The room they’d given me was a crime against architecture. Cream walls that clashed with gold accents in a way that suggested the designer had learned about color theory from a casino brochure. A four-poster bed that looked like it belonged in a period drama about repressed aristocrats having affairs with their servants, its proportions slightly off — the posts too thick for the frame, the canopy too low for the ceiling height.
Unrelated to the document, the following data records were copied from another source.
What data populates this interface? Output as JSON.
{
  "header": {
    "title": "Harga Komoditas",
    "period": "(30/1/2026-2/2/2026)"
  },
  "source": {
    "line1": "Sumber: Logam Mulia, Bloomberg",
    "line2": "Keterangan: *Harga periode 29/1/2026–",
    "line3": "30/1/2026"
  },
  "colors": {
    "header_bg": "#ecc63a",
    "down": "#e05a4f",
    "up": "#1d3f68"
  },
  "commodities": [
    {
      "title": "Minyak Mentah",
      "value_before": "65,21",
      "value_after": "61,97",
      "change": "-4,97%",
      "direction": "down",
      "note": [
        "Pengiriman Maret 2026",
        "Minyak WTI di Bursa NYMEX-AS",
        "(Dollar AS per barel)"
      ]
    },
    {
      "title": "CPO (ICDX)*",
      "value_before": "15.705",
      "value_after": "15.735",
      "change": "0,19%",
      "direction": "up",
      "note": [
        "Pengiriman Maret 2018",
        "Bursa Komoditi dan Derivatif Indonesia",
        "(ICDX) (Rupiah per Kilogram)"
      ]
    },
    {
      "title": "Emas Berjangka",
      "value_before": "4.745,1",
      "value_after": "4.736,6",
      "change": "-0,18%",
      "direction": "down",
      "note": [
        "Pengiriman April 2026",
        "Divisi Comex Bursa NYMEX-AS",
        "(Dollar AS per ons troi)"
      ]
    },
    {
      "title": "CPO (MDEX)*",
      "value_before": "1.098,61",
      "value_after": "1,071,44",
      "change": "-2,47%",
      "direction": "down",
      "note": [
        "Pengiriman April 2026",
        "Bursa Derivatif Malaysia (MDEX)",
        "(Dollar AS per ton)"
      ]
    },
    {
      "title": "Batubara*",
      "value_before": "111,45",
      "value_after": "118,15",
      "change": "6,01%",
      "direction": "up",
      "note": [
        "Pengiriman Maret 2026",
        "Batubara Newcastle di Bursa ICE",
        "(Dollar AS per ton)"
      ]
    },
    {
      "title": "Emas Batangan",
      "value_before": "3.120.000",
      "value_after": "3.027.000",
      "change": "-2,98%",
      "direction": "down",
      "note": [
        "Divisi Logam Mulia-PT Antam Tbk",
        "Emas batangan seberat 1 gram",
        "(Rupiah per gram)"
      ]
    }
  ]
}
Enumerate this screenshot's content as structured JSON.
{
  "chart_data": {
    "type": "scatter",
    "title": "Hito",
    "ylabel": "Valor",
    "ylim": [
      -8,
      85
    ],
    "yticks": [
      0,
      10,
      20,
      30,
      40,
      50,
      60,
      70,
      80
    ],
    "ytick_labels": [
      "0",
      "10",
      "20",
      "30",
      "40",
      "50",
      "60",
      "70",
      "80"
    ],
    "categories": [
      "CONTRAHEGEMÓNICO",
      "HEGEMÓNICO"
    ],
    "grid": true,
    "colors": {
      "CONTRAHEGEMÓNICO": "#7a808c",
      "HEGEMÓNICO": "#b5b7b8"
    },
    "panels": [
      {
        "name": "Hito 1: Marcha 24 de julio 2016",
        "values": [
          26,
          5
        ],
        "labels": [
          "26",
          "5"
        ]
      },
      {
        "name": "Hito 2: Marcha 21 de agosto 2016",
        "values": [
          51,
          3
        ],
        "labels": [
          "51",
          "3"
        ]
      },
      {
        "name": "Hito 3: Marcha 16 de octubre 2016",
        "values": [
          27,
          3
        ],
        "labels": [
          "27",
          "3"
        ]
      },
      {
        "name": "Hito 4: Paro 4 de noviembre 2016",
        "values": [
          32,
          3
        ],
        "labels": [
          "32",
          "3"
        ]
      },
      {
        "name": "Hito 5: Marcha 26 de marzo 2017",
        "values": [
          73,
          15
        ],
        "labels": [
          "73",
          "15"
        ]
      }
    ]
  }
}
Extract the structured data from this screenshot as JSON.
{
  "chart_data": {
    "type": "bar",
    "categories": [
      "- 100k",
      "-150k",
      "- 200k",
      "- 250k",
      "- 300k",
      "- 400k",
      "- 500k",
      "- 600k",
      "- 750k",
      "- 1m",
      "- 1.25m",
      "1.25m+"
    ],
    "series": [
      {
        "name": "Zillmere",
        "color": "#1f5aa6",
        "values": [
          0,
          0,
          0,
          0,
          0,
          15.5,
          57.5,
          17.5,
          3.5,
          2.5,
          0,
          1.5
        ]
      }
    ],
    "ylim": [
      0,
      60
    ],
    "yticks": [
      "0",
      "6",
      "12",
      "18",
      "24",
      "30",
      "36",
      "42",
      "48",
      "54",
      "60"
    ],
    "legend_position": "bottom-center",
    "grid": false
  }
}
Amateur work. Expensive amateur work, somehow worse. A crystal chandelier hung overhead — a particularly aggressive threat, and someone had placed rose petals — actual rose petals, as if we were in a hotel commercial for lonely hearts — across the silk duvet in a pattern that might have been romantic if it wasn’t so deeply, fundamentally absurd. From a design standpoint, the chandelier was mounted incorrectly. From an aesthetic standpoint, everything in this room was mounted incorrectly.

I was thirty years old. I had a graduate degree in architecture and a career I’d spent a decade building from nothing. I designed buildings that would outlast everyone who walked through them. And I was standing in a reality TV mansion,surrounded by rose petals, thinking about a woman I’d spoken to for ninety seconds.

“You get mean when you’re scared, Rhys.”

Declan’s voice echoed in my skull, uninvited and unwelcome, the same way it had been echoing since I’d arrived at this circus eight hours ago with my dignity intact and my exit strategy already mapped. He’d delivered those words on the phone three weeks ago, right before I’d told him carefully where he could put his “birthday present” and which orifice would accommodate it best.

“Let’s see what happens when you can’t run away.”

I hadn’t fled. That was the problem. The smart move would have been to walk out the instant I realized what he’d done, turn around and get back to my apartment and my drafting table and my life that made perfect, logical, controllable sense. Instead, I’d stayed. Signed the contracts. Put on the ridiculous formal wear they’d provided. Stood on a pedestal like I was merchandise at an auction while cameras documented every second of my systematic humiliation.

And when I’d walked in — when I’d first seen her there, everything had gotten worse.